In 2008, the Daily Express stated that plans for a newly filmed interview had been shelved, but further sources indicated that the interview had been taped, and it was later included on a DVD compilation published the following year. Kathy also gave an interview to the Express in 2009, which was claimed as her first in 26 years and included recent images.
Kathy Kirby’s Personal Life
Kirby crossed paths with bandleader Bert Ambrose in her teens and began a relationship with him that lasted until his death in 1971, despite the fact that he was 42 years older and had an estranged wife at the time. She admitted to having an affair with Bruce Forsyth during this time in a 2009 interview. In the 1970s, Kirby married Frederick Pye, a writer and former London police officer. She was transferred to St Luke’s psychiatric institution in London in 1979 after her bankruptcy in the year 1975 and a court case following an arrest for an unpaid hotel bill.
She moved in with a female fan, Laraine McKay, after her discharge and stated that they planned to marry. McKay was sentenced to prison for forgery and fraud. Kirby had romances with singer David Cross and lawyer Alan Porter in the early 1980s. Kirby was diagnosed with schizophrenia and spent much of her life in poor physical and mental health.
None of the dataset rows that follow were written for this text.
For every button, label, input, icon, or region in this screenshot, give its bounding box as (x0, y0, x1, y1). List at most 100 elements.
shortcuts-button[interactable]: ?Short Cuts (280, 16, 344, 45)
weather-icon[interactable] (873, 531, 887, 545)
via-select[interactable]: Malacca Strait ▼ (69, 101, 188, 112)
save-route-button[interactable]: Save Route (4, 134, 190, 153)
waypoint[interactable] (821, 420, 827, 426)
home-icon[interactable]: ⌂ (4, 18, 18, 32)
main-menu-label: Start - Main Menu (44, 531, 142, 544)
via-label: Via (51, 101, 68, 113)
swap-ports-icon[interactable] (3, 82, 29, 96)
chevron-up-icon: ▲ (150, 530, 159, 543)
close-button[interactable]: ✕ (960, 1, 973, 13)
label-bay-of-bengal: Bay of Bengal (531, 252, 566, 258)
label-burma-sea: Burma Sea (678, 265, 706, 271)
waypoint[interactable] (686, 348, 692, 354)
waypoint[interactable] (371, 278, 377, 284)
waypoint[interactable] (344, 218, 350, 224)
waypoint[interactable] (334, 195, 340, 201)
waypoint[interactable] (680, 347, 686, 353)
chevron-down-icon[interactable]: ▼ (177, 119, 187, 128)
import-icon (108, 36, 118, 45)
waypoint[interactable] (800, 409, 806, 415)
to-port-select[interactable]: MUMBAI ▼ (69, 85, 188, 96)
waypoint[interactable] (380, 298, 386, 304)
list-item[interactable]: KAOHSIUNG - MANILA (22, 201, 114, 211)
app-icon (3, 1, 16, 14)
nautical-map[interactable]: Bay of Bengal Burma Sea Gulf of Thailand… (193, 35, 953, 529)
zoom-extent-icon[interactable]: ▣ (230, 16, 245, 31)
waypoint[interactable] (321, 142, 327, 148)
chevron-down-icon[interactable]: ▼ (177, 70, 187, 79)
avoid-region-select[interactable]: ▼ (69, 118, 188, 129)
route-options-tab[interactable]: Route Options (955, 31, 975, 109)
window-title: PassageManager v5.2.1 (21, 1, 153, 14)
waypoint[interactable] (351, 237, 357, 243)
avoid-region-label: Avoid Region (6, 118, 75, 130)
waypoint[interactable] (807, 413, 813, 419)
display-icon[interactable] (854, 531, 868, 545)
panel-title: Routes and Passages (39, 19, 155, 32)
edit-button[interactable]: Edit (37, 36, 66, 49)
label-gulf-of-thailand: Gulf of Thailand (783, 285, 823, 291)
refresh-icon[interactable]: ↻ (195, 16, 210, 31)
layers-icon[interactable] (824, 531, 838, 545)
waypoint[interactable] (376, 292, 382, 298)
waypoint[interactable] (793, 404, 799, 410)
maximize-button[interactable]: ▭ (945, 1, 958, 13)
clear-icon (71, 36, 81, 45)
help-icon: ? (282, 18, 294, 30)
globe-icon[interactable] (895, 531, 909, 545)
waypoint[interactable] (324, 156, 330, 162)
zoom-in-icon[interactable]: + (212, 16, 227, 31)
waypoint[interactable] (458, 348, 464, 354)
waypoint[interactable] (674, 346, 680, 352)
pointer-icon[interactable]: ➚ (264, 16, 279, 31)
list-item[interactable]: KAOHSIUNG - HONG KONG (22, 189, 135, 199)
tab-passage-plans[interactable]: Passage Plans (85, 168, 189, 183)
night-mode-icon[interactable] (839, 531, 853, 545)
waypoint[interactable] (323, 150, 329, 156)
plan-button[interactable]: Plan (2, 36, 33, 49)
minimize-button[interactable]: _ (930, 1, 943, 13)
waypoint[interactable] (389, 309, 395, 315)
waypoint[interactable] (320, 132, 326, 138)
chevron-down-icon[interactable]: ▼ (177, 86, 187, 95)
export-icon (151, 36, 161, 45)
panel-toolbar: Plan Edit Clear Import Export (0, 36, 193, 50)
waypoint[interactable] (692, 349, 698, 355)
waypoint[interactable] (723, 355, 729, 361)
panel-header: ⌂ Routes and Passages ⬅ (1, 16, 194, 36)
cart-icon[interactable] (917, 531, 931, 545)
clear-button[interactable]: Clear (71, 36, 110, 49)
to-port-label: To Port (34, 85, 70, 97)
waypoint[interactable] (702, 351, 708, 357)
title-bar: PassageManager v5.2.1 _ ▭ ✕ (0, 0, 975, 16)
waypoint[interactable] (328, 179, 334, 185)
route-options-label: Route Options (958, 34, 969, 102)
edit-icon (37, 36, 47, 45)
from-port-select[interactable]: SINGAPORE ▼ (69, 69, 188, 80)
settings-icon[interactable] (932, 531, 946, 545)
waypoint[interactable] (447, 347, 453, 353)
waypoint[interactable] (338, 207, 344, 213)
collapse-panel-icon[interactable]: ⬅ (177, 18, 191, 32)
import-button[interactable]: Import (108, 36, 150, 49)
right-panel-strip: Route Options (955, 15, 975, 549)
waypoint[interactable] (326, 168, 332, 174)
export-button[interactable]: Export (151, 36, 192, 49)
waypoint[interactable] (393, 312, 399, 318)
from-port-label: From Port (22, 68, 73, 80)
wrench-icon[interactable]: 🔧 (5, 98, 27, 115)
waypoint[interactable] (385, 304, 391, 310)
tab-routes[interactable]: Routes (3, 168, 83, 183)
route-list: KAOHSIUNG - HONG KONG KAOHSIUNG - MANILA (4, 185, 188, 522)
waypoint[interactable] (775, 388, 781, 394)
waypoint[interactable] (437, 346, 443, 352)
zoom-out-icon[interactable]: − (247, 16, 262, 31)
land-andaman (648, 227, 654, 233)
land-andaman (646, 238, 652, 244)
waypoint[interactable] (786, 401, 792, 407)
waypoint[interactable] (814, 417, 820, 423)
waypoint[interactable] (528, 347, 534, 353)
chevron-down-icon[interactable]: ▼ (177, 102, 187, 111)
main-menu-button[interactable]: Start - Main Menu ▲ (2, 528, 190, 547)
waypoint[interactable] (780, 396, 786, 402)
She resided in a variety of residences and hotels in west London after retiring, eventually living in Emperor’s Gate, South Kensington, and subsisting on state benefits and royalties.
Kathy Kirby’s Death
Kathy Kirby, widely known for her 1963 cover of Secret Love, died at the age of 72. Kirby passed away on May 19, 2011, just days after relocating to Brinsworth House. She had a heart attack, according to a message posted on a fan website by a relative. She’ll also be recognized for performing I Belong as the UK’s entry in the Eurovision Song Contest, finishing second to Luxembourg.
Kirby had two top ten hits and three other top 40 singles over her career. Her family released a statement saying the actress died after a brief illness. “Kirby will be deeply missed by her family and many friends who have stood by her side throughout the years,” according to the statement. The singer, who lived in west London, last appeared on TV in the early 1980s after mostly disappearing from the public eye.